Posted by castlegardener, on 2007-12-22 19:03:24
I have never done a wild wall but if I needed to do one I would fasten all the props securely to the wall (like pictures or shelves) and build the wall as a separate prop. I would slide it into place for shooting and screw it down on the backside. Take your photos with it in place but when I need to shift the camera I would just unscrew the wall, remove it, place your camera there and shoot your next scene. Whenever you needed it back in the shot just reattach it. Just watch the corners and the baseboard area or any area that touches the other walls. You might want to use the same screw holes or mark it somehow to ensure it lines back up when you replace it.
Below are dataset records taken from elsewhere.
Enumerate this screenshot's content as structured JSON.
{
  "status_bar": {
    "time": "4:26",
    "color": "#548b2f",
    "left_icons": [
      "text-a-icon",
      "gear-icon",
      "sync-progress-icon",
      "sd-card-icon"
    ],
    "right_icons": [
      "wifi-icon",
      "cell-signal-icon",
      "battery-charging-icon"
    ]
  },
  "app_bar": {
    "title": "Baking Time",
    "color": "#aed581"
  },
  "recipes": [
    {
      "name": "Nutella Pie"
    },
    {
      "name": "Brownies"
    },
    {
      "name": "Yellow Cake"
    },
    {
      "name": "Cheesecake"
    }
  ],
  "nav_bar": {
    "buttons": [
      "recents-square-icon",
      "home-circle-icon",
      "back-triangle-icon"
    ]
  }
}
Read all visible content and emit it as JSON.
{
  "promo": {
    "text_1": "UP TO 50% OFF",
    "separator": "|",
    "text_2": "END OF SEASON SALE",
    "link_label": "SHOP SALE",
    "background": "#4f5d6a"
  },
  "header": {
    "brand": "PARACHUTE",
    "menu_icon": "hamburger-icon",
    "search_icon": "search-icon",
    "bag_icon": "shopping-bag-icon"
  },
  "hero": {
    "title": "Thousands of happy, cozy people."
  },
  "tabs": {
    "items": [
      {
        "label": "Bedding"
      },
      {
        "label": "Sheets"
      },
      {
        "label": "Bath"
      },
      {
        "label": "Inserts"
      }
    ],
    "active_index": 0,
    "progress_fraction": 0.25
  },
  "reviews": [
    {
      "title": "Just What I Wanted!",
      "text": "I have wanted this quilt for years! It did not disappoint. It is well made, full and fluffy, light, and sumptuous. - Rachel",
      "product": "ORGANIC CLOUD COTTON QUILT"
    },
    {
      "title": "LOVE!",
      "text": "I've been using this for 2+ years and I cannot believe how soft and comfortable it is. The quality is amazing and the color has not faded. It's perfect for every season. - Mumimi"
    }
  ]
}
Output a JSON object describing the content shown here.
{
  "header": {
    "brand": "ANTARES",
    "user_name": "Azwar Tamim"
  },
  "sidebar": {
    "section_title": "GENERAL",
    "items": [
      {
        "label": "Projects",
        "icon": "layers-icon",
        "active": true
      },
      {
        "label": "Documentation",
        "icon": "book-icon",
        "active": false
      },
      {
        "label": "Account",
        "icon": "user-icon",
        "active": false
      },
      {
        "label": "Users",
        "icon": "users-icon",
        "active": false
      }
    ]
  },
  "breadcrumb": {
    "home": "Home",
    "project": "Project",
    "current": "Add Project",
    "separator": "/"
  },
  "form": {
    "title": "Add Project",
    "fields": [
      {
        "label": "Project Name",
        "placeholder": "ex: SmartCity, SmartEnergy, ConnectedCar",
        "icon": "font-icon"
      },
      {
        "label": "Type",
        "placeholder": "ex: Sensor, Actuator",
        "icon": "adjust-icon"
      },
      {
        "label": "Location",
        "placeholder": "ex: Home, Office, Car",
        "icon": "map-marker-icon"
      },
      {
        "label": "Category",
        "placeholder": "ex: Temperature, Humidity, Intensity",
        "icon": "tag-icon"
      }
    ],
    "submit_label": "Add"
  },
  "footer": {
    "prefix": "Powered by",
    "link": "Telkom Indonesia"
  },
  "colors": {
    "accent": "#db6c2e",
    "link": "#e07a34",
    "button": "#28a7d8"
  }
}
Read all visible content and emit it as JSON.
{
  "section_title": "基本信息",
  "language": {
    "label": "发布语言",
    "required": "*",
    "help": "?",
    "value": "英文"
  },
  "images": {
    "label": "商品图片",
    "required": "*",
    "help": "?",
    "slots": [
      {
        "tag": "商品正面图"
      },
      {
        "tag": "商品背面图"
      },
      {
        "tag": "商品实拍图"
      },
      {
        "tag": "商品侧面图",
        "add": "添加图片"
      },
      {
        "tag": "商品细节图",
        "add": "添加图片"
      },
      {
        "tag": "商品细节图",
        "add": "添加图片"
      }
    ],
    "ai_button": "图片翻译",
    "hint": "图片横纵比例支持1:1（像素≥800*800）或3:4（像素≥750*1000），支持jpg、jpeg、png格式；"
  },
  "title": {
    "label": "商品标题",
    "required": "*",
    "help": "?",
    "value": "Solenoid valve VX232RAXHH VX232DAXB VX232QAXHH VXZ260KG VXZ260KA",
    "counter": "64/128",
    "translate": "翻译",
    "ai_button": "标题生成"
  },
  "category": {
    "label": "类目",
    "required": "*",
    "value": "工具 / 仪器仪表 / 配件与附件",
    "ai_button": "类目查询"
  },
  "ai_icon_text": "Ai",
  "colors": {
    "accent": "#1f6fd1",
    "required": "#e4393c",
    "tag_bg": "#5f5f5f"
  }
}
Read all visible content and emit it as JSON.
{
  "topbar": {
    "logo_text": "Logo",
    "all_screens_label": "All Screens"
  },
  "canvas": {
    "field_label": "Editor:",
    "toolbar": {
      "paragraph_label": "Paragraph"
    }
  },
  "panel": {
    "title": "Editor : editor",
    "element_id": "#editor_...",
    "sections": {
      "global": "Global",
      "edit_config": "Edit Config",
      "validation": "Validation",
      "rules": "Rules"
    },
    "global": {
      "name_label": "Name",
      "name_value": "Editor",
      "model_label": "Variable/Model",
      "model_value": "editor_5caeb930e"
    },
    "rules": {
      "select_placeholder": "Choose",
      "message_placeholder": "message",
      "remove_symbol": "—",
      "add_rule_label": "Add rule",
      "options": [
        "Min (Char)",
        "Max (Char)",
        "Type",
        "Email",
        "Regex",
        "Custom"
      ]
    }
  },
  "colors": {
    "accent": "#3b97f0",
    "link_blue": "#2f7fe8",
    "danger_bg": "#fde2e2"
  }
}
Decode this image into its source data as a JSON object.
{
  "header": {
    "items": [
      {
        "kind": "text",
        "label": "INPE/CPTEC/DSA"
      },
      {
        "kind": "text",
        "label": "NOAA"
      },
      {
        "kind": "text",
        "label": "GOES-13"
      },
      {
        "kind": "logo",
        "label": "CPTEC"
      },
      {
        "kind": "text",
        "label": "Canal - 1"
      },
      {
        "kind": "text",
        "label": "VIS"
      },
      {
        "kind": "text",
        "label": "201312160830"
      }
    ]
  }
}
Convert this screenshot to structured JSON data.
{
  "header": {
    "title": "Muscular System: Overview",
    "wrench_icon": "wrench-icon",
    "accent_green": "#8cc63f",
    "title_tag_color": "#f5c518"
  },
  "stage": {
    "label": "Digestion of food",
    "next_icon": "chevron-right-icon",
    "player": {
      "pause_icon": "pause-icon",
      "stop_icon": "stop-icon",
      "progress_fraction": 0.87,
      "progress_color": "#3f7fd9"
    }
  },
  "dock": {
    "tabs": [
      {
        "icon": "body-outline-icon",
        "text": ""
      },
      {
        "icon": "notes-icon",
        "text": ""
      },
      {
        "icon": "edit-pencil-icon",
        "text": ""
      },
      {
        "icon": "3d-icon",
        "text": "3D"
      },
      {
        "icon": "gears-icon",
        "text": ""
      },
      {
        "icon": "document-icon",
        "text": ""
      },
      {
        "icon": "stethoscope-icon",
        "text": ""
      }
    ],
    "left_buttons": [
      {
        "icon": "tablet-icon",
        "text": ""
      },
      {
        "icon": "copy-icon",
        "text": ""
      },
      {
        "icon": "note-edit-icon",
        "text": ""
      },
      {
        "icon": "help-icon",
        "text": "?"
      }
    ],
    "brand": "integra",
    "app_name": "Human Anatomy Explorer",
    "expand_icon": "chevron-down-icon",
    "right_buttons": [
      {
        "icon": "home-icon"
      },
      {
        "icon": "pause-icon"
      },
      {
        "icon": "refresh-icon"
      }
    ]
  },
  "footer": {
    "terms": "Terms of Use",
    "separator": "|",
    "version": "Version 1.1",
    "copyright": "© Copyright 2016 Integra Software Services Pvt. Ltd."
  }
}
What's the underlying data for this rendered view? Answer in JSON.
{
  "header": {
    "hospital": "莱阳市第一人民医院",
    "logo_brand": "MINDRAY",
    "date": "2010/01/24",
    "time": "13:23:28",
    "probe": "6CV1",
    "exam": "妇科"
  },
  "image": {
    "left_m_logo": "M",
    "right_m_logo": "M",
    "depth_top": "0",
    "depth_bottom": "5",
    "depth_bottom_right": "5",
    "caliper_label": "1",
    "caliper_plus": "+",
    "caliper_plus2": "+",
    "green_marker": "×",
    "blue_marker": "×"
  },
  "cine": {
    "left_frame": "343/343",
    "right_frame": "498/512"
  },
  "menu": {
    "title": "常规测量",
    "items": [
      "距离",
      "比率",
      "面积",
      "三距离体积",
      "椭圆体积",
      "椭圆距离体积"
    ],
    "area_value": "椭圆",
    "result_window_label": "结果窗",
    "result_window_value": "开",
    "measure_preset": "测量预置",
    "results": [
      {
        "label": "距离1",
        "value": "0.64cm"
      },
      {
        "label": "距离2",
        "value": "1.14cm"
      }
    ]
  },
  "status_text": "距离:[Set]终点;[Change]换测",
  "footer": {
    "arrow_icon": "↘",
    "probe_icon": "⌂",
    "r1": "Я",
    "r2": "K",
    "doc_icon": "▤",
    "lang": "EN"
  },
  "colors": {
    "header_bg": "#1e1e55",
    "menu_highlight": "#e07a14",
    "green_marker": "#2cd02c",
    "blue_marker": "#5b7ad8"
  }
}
On some sets they shoot through the wall like through a hole in the wall and then just cover up the hole with a mirror or a picture or some prop. Then you are just moving a prop instead of the whole wall. Hope this helps.
Posted by Strider, on 2007-12-22 20:10:04
A trick I've seen (and I wish I knew where the pics are posted) is to attach a strip of wood along the bottom edge of your wall board (hotglue and/or screws work well for this) like a flange, and you can then either clamp or, as John said, screw it down to your table. You could drill through and use your tie-down screws to attach it (woodscrews might get loose with repeated attaching/detaching).
You can also attach another flange along one vertical edge so you can clamp it (or screw it) to the slightly protruding edge of it's neighbor wall. hard to understand just from description I know, I'll see if I can find pics or I'll sketch something up and post it.
Ok, here we go:
Sorry, I don't draw very well with a mouse!! But hopefully the idea comes across. This is also a little trick people use to make re-useable (and easily resizeable) mold boxes.
Posted by youneekusername, on 2007-12-22 21:57:29
That's a good idea. If you're using something like foamboard (mainly what I use for set walls/floors) you could just attach each wall with sticky-tack and easily remove it when you wanted.
Posted by chestnut, on 2007-12-22 22:24:37
The term "wild walls" is not familiar to me -- but I think I've done the technique that John and Mike mention.
There's a lip that protrudes from underneath the set. The wall sits on it. Just clamp the wall onto the side of the set. Very handy.
I learned this trick from Marc Spess' book, [b][a href="http://www.animateclay.com/zen/index.php?main_page=product_info&cPath=2&products_id=1"]Secrets of Clay Animation Revealed[/a][/b]. It's got a bunch of tricks that I haven't seen anywhere else -- I recommend it.
Posted by Strider, on 2007-12-23 00:03:56
Yeah, there ya go! And that pic looks a lot better'n my mouse-drawing skillz! With that kind of setup you're limited to putting the walls along the edge of the rectangular set floor, where as with the type I drew above you can place them wherever you want.
Posted by Toggo, on 2007-12-23 09:14:10
I use a similar method on my walls as well. Originally it was simply to give them some stability to free stand but has been useful with clamps as well. The one thing I did not do was put a 1x2 on the vertical edge which would have made it lean a little less. I solve that by duct taping the top edges to pull them closer. You can see some of it here: http://www.cjandbuster.com/project_buster_2.html
Posted by utako omori, on 2007-12-24 14:41:29
what i did (but don't have time this week to attach some pics) is that i had metal frames made out of left over angle iron, that i just screw into the table as needed... the beauty is, i attach the actual decorated masonite wall with either magnets or glue onto the metal frame (and depending where the wall is needed, i reposition & screw down.
i tried 3 times to make a wood frames as prototypes but finding a cheap solid enough wood was difficult and even harder to assemble to a flat enough frame that wouldn't eventually warp. by chance i knew somebody who could weld and voila: problem solved.